Philpott described this species as follows:

♂. 11 mm. Head and thorax pale brown. Palpi, 2nd segment brown with apex whitish, terminal segment fuscous, with apex whitish ochreous. Antennae ochreous annulated with fuscous, ciliations in ♂ 1. Abdomen purplish grey. Legs ochreous mixed with fuscous, all tarsi banded with fuscous.
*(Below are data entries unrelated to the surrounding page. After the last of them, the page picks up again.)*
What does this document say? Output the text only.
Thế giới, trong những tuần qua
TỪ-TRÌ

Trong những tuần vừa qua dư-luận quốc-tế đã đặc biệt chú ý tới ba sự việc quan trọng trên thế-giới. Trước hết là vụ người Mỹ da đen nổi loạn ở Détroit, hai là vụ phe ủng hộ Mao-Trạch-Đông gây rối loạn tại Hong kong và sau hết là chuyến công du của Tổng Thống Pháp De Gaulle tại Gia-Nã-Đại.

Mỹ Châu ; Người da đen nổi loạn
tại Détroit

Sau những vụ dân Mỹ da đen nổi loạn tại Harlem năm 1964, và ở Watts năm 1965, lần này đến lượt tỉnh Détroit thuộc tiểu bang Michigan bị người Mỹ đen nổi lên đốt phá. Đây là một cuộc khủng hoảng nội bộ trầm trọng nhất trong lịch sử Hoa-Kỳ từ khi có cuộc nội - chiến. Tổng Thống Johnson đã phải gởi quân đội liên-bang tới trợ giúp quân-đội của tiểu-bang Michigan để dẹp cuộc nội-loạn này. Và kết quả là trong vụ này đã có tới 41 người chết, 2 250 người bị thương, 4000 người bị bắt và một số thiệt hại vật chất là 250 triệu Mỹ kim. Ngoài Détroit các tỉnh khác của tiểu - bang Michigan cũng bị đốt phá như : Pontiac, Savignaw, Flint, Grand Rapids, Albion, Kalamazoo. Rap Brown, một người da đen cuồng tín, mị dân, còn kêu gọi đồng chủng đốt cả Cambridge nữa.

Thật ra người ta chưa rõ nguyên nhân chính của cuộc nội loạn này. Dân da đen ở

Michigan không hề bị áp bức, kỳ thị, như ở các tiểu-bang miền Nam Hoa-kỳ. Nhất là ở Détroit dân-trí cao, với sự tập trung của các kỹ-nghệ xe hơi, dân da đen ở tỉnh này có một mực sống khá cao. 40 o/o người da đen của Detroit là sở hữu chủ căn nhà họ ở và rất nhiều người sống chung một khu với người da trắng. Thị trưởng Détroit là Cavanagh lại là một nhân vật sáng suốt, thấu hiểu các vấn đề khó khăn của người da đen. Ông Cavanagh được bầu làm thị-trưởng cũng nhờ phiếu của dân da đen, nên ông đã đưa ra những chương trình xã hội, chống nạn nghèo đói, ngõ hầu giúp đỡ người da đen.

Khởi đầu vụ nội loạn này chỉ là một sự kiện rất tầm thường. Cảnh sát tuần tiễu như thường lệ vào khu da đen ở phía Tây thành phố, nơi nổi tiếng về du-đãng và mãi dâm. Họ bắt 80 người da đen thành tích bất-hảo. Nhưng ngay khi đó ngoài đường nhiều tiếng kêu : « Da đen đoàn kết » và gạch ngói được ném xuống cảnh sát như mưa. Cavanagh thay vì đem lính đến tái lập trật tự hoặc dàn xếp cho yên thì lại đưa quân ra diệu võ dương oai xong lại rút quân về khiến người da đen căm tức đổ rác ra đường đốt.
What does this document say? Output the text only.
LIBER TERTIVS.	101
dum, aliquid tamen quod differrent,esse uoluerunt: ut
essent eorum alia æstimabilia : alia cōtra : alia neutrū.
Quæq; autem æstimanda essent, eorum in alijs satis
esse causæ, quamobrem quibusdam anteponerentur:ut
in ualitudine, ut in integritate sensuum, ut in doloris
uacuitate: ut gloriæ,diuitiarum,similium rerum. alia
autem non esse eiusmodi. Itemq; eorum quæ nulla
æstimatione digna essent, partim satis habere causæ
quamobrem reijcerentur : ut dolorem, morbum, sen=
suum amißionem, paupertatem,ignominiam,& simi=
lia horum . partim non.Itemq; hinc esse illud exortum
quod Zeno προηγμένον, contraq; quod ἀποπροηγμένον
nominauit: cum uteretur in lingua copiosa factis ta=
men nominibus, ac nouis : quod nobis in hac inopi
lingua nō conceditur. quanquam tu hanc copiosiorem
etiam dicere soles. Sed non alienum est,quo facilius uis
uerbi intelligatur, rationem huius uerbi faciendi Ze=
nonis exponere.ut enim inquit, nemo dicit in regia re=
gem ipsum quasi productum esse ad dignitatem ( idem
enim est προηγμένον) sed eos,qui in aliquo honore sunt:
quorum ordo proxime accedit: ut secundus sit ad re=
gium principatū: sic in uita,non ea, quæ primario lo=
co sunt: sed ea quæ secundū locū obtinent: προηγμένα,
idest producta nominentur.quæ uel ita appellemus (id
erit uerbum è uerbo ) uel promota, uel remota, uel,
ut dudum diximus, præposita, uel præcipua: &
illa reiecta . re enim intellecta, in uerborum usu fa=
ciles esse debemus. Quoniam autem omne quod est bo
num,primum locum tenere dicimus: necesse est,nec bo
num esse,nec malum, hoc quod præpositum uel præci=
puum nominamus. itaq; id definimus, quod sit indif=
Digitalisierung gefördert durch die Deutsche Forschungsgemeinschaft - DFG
Forewings with costa hardly arched, apex broadly rounded, termen rounded, oblique; white, densely irrorated with pale fuscous except beneath fold; markings consisting of obscure brown fascia and pale yellow spots; a rather large yellow patch on dorsum at base; a brown stripe along fold connecting with a slightly outwards-curved fascia from costa at 1/4 ; a rather prominent yellow spot at junction of these two fasciae and some yellow scales mixed with fascia from costa; a brown fascia from costa at 1/2 to tornus enclosing a yellow spot in disc and with some yellow scales at tornus; an obscure brown subterminal fascia containing some yellow scales: fringes brown with some white and yellow scales. Hindwings and fringes fuscous grey.

==Distribution==
This species is endemic to New Zealand and has been observed in Otago.

== Habitat ==
This species has been observed in both subalpine habitat at altitudes of up to 1100 metres, resting on rock faces, as well as at sea level near a residential stream.

== Behaviour ==
The adults of this species are on the wing in November and December.